DALLAS, TX. -- November 8, 1999 -- A retrospective study of 146 women with early-stage breast cancer found that having a family history of breast or ovarian cancer did not affect the success of breast-conserving treatment.

It has been suspected that some hereditary cancers are more aggressive in nature than tumors which start to grow spontaneously, and that the hereditary cases would therefore be more difficult to treat. Women with a family history of breast or ovarian cancer are more likely to carry mutations which make them susceptible to either or both of those diseases.

But in this study, the outcomes after treatment with lumpectomy and radiation for ductal carcinoma in situ (DCIS) were approximately the same regardless of whether the woman had a family member who suffered from breast cancer or ovarian cancer.

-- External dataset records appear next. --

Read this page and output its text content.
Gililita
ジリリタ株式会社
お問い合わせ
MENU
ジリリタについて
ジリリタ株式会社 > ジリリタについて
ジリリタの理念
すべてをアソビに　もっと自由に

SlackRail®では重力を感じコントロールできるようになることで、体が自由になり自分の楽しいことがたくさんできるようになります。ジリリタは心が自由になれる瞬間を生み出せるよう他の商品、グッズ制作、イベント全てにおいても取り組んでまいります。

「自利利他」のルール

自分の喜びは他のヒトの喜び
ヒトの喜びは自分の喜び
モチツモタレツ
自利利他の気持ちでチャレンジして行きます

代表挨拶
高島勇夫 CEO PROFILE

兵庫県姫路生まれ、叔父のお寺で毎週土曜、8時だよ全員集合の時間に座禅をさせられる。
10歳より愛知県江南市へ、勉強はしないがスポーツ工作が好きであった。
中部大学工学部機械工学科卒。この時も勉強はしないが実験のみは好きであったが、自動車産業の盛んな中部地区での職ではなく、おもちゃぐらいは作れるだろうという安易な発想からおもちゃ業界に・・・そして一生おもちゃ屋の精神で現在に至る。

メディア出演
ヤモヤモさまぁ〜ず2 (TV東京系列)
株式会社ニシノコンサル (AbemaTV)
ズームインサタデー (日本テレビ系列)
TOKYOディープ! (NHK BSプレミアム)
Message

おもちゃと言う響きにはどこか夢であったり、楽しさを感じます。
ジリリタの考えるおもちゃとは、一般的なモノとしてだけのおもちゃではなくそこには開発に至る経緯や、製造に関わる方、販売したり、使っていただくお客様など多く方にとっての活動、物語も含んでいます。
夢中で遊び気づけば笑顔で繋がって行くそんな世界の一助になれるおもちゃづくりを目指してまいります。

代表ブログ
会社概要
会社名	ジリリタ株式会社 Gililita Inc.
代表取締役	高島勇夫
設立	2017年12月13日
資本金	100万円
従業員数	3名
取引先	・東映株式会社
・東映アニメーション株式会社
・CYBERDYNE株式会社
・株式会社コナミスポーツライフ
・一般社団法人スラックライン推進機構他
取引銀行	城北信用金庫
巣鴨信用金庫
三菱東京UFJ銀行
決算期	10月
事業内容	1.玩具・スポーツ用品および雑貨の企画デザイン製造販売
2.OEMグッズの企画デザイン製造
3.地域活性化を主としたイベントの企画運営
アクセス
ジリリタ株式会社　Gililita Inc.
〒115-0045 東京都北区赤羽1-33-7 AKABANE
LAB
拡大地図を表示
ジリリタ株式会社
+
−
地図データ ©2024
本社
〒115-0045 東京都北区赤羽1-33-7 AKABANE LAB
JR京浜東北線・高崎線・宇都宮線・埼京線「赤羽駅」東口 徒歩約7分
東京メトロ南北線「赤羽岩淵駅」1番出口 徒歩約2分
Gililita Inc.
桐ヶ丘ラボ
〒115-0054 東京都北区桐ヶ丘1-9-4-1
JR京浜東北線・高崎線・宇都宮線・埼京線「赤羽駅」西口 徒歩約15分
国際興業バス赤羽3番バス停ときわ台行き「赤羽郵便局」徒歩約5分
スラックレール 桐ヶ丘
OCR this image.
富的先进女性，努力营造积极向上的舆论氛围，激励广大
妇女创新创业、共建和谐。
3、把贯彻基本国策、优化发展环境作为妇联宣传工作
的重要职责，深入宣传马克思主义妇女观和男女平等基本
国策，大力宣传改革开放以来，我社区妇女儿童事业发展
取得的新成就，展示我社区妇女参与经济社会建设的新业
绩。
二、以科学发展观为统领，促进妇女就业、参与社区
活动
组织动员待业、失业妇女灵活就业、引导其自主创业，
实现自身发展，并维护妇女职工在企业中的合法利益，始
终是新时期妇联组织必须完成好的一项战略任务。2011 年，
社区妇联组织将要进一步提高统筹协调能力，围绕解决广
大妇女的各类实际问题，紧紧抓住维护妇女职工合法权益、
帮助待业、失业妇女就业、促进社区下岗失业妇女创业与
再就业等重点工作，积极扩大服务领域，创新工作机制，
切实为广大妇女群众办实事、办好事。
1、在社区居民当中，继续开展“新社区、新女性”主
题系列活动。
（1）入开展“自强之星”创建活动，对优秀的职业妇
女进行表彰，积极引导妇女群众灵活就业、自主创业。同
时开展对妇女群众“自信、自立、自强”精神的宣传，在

The study’s results were presented at the 41st annual meeting of the American Society for Therapeutic Radiology and Oncology, in San Antonio, TX., by Dr. Eleanor R. Harris, Instructor, University of Pennsylvania Medical Center, Philadelphia, PA.

Dr. Harris, said the 146 women had breast-sparing lumpectomies (an operation which removes only the tumor and not the entire breast) and radiation for DCIS, an early stage in breast cancer when the tumor is still very localized and has not yet invaded other tissues.

Dr. Harris said there were only slight, statistically-insignificant differences in how long the women survived after treatment, and in how long before the tumor returned if the treatment failed.

Of the 28 women still living 10 years after treatment, 100 percent who had a positive family history of these diseases in a first-degree relative were still alive; 100 percent of the 27 women with positive family histories in relative besides a first-degree relative were still alive; and 94 percent of the 91 women with negative family histories were still alive.

Dr. Harris said her study might help to change the policy at some medical institutions of excluding women from breast-conserving treatment if they have a family history of breast or ovarian cancer.